It’s been a bad week for militant veganism. Oprah Winfrey’s three-week vegan diet experiment is over, and she won’t be trying it again any time soon. Childhood veganism is coming under fire. A new study left the case against milk without a leg to stand on. In short, while PETA and company continue to insist that adopting a meatless and dairy-free diet is tasty, convenient, and healthy, hardly anyone outside the animal rights community seems to agree.
 
Animal activists couldn’t have been happier when Oprah announced her experiment with veganism, calling it “one of the best things to ever happen to public health.” (Read our response here.)  That party is definitely over. As it turns out, the wealthiest woman in entertainment — even with the help of PETA’s best vegan chef, Tal Ronnen — had this to say upon completing her “vegan cleanse”:

Reporter: "Did it do anything for your body? Did it cleanse you?"
Oprah: "Eehhhhh… It could have done something. But I was so mad I couldn’t tell! It might have done something, but I was so mad the whole time. I couldn’t tell what got cleansed, ’cause I’m like, ‘I’m mad! I want some cheese!’ … I mean, after four days everybody’s like ‘How do you feel? How do you feel?’ I feel like I want a cheese sandwich. That’s what I feel like."

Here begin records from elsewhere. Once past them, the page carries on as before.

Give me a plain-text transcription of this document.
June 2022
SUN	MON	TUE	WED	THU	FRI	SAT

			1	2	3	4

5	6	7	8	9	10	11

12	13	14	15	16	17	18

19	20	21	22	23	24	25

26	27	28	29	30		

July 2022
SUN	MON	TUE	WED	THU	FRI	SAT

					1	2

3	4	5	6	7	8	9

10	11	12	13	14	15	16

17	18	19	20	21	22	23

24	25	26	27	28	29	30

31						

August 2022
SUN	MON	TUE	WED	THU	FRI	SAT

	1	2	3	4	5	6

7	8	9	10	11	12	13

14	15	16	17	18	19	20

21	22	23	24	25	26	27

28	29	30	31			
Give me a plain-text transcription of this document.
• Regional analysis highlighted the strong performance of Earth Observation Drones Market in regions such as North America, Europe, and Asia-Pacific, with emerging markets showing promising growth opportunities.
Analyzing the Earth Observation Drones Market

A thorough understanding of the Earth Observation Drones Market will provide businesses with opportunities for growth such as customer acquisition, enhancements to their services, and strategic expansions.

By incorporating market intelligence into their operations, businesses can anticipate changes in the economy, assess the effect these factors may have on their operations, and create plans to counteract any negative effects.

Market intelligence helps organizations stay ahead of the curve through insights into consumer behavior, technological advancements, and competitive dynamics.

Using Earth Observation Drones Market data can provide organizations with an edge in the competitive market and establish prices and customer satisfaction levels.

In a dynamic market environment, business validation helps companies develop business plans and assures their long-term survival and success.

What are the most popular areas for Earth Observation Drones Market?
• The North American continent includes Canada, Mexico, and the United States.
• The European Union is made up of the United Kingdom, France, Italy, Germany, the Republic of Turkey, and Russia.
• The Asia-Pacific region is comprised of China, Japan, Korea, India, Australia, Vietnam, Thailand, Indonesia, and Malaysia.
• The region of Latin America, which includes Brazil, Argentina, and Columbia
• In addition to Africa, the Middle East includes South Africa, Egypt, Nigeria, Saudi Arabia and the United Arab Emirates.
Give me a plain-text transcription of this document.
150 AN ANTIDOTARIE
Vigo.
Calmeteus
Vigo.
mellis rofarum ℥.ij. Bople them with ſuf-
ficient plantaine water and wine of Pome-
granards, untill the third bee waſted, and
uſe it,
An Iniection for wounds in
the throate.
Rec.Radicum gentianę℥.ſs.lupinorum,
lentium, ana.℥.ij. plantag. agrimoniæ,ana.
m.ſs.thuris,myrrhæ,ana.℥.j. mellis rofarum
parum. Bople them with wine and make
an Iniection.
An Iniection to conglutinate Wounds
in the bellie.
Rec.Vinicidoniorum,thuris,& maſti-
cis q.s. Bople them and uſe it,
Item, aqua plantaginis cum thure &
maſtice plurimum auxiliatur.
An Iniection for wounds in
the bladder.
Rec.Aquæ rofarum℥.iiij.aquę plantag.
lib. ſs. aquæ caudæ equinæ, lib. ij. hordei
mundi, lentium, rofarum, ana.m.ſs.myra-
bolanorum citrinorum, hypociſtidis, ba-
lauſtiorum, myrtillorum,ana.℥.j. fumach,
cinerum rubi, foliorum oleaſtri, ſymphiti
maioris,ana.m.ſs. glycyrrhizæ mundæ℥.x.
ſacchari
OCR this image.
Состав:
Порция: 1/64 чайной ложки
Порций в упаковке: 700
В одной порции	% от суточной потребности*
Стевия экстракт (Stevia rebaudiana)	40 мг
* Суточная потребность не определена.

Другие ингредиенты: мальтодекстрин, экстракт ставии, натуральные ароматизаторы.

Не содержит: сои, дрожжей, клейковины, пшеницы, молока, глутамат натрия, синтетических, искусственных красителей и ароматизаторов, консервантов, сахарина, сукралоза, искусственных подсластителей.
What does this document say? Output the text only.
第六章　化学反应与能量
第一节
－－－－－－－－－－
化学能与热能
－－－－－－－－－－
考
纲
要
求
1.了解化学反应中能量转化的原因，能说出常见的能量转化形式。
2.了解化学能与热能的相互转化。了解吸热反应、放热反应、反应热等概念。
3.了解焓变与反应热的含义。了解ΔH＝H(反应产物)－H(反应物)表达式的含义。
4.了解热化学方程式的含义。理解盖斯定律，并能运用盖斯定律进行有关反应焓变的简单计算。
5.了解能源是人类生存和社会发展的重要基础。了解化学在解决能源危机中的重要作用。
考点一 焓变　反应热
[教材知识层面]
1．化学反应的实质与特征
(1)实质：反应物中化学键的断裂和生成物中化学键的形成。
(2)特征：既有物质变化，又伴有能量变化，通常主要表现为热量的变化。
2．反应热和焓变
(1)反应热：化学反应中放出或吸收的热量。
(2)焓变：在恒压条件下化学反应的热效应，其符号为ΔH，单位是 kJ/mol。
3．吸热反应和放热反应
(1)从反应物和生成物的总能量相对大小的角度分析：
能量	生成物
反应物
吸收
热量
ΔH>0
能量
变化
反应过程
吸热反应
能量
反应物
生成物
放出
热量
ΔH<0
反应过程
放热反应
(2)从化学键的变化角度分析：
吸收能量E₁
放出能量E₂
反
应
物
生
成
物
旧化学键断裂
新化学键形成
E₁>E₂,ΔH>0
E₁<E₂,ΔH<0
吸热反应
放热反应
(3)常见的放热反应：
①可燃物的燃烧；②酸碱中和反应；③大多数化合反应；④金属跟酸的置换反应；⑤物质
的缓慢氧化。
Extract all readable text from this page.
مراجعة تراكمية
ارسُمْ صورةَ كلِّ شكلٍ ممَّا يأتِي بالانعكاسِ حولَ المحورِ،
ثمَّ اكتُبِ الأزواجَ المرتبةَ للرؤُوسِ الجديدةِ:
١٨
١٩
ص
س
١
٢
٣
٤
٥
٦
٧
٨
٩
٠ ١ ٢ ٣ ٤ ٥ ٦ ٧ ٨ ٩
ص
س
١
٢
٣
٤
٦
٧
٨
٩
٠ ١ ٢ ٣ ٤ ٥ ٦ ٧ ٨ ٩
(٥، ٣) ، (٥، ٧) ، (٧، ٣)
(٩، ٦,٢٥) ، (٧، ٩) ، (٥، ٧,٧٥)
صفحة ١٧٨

Ouch. And that isn’t even the hardest hit the anti-omnivore case has taken in the last 24 hours.
 
Adding to Oprah’s clues about how appetizing and “easy” it is to go vegan, today’s London Independent sheds some more light on the pitfalls of subjecting children to strict vegan diets. Echoing last week’s story about a vegan girl in Scotland who developed the spine of an 80-year-old, today’s article, “How our vegan diet made us ill,” tells the story of another vegan family:



One morning over breakfast, Holly Paige looked at her daughter and realised things weren’t right. Lizzie should have been flourishing. Instead,her cheeks were pinched, she was small for her age, and although she had skinny arms and legs, her belly was big and swollen. When Lizzie smiled, Paige suddenly noticed her upper front teeth were pitted with holes.

Like many self-styled "ethical eaters" who aren’t properly educated about the raft of extra precautions necessary when denying children animal protein, Paige’s daughter was suffering from Vitamin D and B12 deficiencies. And the animal rights movement continues to promote child veganism — even to the point of insisting that “vegan diets are not only good for kids, it’s a preferable diet for kids."
 
Maybe. Then again, maybe not. A tofu-based diet is a fine choice for the tiny proportion of American adults who have thought it through. But it’s certainly not a "preferable diet" for Oprah. And if you ask vegan children how they feel about things, chances are they’ll want a cheese sandwich too. With bacon. Definitely bacon.